You can avoid becoming one of the many who make that mistake. We've dug up the dirt on five schemes currently posing a threat on Facebook. We turned to analysts who study them as well as to users who have fallen for them, all to help spread the word about how these things work and how you can best dodge them. (Facebook representatives did not respond to our request for comment.)
Knowledge is the greatest weapon against becoming a victim. Read on, and arm yourself well.
Scheme #1: The Nigerian 419
It may sound like a hip new emo band (or a somewhat old e-mail scam), but the Nigerian 419 will do more than just offend your ears--it'll also empty your wallet. The moniker refers to a scam dating back decades that has recently entered the social network scene.
Back to Beny Rubinstein. A couple of months ago, Rubinstein received some alarming Facebook messages from a friend and fellow tech professional.

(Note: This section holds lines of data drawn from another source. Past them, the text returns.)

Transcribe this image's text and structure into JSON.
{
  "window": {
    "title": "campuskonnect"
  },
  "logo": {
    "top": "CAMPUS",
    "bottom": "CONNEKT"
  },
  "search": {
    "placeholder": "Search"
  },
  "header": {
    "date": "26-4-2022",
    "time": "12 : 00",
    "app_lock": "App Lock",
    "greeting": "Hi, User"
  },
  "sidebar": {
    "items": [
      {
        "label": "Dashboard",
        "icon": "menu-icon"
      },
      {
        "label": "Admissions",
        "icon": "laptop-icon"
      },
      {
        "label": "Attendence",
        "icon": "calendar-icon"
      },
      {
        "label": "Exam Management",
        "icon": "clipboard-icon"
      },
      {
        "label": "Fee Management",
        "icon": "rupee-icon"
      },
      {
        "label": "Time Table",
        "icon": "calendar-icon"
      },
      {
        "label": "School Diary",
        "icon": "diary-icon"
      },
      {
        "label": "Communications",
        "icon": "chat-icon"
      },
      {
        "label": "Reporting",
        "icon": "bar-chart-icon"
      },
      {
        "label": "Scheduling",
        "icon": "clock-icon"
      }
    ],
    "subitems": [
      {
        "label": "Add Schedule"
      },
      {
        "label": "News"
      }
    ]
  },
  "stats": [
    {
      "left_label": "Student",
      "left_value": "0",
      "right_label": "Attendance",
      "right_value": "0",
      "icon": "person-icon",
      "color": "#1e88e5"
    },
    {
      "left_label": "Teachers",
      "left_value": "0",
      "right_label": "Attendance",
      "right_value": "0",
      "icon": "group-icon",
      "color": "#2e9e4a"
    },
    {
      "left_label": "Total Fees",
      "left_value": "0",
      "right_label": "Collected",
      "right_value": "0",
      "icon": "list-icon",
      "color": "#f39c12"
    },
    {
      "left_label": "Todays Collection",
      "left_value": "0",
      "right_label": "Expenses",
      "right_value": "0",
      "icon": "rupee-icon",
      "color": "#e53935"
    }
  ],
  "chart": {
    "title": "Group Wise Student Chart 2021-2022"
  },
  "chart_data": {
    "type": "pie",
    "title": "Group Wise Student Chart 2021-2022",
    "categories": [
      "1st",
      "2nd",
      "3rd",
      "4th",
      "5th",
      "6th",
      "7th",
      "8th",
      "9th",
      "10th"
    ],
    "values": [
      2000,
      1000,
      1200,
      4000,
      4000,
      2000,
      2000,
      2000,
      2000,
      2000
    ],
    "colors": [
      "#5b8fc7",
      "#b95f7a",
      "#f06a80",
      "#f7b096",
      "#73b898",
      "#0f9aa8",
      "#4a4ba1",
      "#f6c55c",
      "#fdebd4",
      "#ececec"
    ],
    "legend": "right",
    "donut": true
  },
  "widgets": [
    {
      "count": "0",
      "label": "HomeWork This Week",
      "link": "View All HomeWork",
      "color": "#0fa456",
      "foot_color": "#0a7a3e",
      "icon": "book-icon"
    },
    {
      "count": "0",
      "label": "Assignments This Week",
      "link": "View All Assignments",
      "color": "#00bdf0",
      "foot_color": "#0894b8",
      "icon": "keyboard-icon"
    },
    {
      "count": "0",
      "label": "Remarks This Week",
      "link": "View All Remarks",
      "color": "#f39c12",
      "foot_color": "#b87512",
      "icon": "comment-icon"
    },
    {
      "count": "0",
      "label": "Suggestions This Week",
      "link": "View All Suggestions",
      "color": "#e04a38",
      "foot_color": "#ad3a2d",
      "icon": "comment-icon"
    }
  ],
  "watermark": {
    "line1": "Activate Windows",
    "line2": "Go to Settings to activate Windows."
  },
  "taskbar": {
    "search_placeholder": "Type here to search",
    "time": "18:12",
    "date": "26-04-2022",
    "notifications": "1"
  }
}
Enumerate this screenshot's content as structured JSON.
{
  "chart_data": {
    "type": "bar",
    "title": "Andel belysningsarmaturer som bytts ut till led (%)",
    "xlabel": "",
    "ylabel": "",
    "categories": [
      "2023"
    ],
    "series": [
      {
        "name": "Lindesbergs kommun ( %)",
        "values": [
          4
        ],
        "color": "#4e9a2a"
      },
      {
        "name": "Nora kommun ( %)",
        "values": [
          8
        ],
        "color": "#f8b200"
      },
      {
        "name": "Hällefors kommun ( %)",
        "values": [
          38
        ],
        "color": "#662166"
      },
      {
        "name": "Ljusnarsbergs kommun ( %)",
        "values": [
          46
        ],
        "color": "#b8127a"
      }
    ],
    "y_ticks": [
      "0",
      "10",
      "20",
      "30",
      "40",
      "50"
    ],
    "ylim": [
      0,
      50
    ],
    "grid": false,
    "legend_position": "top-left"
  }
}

"[He said] he was in the UK and was robbed, and needed $600 to fly back to Seattle," Rubinstein recalls.
The messages came both in Facebook-based IMs and in e-mail. They included details such as family members' names, making the notes appear all the more authentic. It wasn't until 2 hours and $1100 later that Rubinstein realized what had happened: Someone had hijacked his buddy's account, contacted his friends, and--at their expense--made off like a bandit.
"Scammers figured out that even though social networks don't have direct access to money, they have access to information that gives you a good shot at getting someone else's money," says Vicente Silveira, a product management director at VeriSign and a personal friend of Rubinstein's.
The Protection: Before you send cash to a pal who seems to be in trouble, try to contact him or her outside of the social network--either by phone or by external e-mail. Not feasible? Ask an extremely personal question that a hacker couldn't possibly figure out from information within the profile. We'll leave the specifics up to you.